Do LLMs Play Dice? Exploring Probability Distribution Sampling in Large Language Models for Behavioral Simulation
Jia Gu, Liang Pang, Huawei Shen, Xueqi Cheng
TL;DR
This work treats LLM agents as Markov decision processes and investigates whether they can understand and sample from probability distributions that govern sequential behavior. It distinguishes explicit distributions, which have defined forms like Poisson or Normal, from implicit distributions defined by contextual cues, and assesses understanding via distribution naming and sampling using KS tests, along with a code-assisted sampling approach.
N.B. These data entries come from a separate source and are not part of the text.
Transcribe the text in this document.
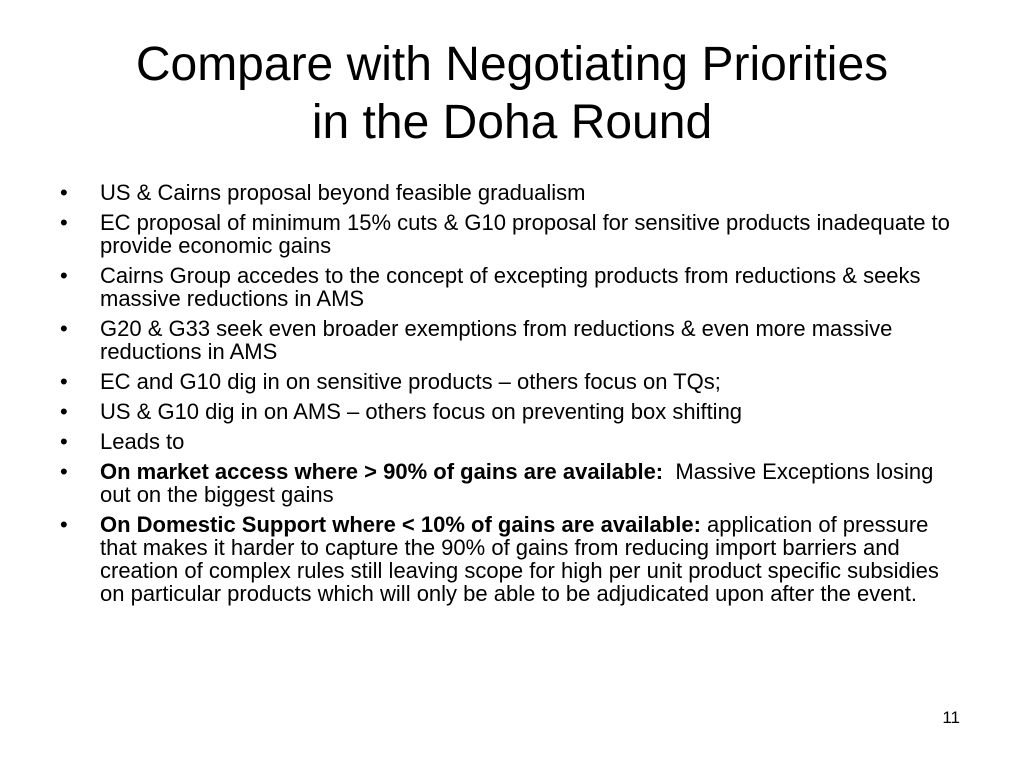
Compare with Negotiating Priorities
in the Doha Round
•	US & Cairns proposal beyond feasible gradualism
•	EC proposal of minimum 15% cuts & G10 proposal for sensitive products inadequate to provide economic gains
•	Cairns Group accedes to the concept of excepting products from reductions & seeks massive reductions in AMS
•	G20 & G33 seek even broader exemptions from reductions & even more massive reductions in AMS
•	EC and G10 dig in on sensitive products – others focus on TQs;
•	US & G10 dig in on AMS – others focus on preventing box shifting
•	Leads to
•	On market access where > 90% of gains are available:  Massive Exceptions losing out on the biggest gains
•	On Domestic Support where < 10% of gains are available: application of pressure that makes it harder to capture the 90% of gains from reducing import barriers and creation of complex rules still leaving scope for high per unit product specific subsidies on particular products which will only be able to be adjudicated upon after the event.
11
The findings show that while LLMs can identify explicit distributions, their sampling fidelity is limited, though chain-of-thought prompting and code tools improve performance for explicit cases; sampling from implicit distributions remains weak. The results highlight important limitations for using LLMs to simulate human-like behavioral sequences and point to the need for enhanced sampling mechanisms or hybrid tool architectures to achieve realistic behavioral simulations in MDP-like settings.
Abstract
With the rapid advancement of large language models (LLMs) for handling complex language tasks, an increasing number of studies are employing LLMs as agents to emulate the sequential decision-making processes of humans often represented as Markov decision-making processes (MDPs). The actions in MDPs adhere to specific probability distributions and require iterative sampling. This arouses curiosity regarding the capacity of LLM agents to comprehend probability distributions, thereby guiding the agent's behavioral decision-making through probabilistic sampling and generating behavioral sequences. To answer the above question, we divide the problem into two main aspects: sequence simulation with known probability distribution and sequence simulation with unknown probability distribution. Our analysis indicates that LLM agents can understand probabilities, but they struggle with probability sampling. Their ability to perform probabilistic sampling can be improved to some extent by integrating coding tools, but this level of sampling precision still makes it difficult to simulate human behavior as agents.